Los pronosticadores del fin de ciclo popular en la región han fracasado. Los adoradores de la capacidad de las derechas para apropiarse del lugar de la democracia, la república y la modernidad hacen prudente silencio. Claro que nuestro proceso de transformación política se enfrenta hoy cara a cara con el desafío de enfrentar el terrible balance del saqueo neoliberal. La amenaza de la hiperinflación, la crítica realidad del endeudamiento, la pavorosa herencia social que deja la derecha conforman un cuadro que no admite el simple regocijo por el fracaso del antagonista. Pero resulta más importante que nunca el establecimiento de un diagnóstico acertado. Se puede triunfar o no en la lucha por desprender a nuestro país de la lógica que se impulsa desde los centros imperiales y que tienen en el Brasil de Bolsonaro su rostro más patético. Pero la pretensión de someternos a esos dictados es simplemente la decisión de un suicidio. El punto de partida de la victoria popular fue la unidad. La unidad es también la clave del éxito en la etapa que se abre. Ya no existe el móvil que le dio el primer impulso a la unión, la necesidad de poner fin a la catástrofe macrista. Ahora es el tiempo de abrir una nueva agenda. Reparadora en lo social, enfocada hacia el desarrollo, la inclusión social y la recuperación de derechos, hacia el federalismo, la soberanía nacional en el ejercicio de una política internacional independiente y sostenida de modo excluyente en el interés nacional.

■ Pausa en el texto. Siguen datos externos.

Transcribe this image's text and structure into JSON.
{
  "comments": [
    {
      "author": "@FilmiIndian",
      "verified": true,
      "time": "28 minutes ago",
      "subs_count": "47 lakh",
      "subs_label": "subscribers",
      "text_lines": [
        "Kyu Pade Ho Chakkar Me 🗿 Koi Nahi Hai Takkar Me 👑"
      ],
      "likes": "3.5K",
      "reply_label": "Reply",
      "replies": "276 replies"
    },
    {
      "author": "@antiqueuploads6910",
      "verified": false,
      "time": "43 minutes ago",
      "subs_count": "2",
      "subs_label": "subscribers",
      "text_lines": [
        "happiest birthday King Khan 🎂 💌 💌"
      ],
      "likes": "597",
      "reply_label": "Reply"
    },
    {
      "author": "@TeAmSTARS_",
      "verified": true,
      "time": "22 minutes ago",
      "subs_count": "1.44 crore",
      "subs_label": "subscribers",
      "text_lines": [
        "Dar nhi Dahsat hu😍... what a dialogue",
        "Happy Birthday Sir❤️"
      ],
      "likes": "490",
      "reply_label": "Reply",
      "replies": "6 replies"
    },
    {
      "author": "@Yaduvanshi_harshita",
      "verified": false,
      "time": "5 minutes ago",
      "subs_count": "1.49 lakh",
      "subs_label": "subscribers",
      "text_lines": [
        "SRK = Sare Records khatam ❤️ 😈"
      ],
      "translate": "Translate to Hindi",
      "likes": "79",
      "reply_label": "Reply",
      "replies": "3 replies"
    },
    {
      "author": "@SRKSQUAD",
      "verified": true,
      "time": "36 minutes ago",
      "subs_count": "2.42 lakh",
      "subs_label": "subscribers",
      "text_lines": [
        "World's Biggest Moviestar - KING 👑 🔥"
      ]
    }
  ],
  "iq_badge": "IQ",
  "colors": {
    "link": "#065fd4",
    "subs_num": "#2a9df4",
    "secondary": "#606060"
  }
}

Se discute quién liderará la oposición. El punto de arranque es no solamente la derrota electoral sino la grave crisis política y moral que envuelve a la coalición que se aleja del gobierno. A varios de sus principales actores los esperan arduas jornadas judiciales. Más que su eventual liderazgo importan las formas y la agenda que vaya a adoptar. La prudencia y el reconocimiento de la grave situación social en la que estamos sería una contribución importante a la vida democrática. Para que eso pueda ser viable hacen falta, por lo menos, dos condiciones: el retiro inmediato del centro de la escena de las figuras más comprometidas con la nefasta experiencia de estos últimos cuatro años y la separación de la élite opositora emergente del discurso revanchista en el que persisten los oligopolios mediáticos, en nombre de los beneficiarios de las políticas del gobierno que concluye.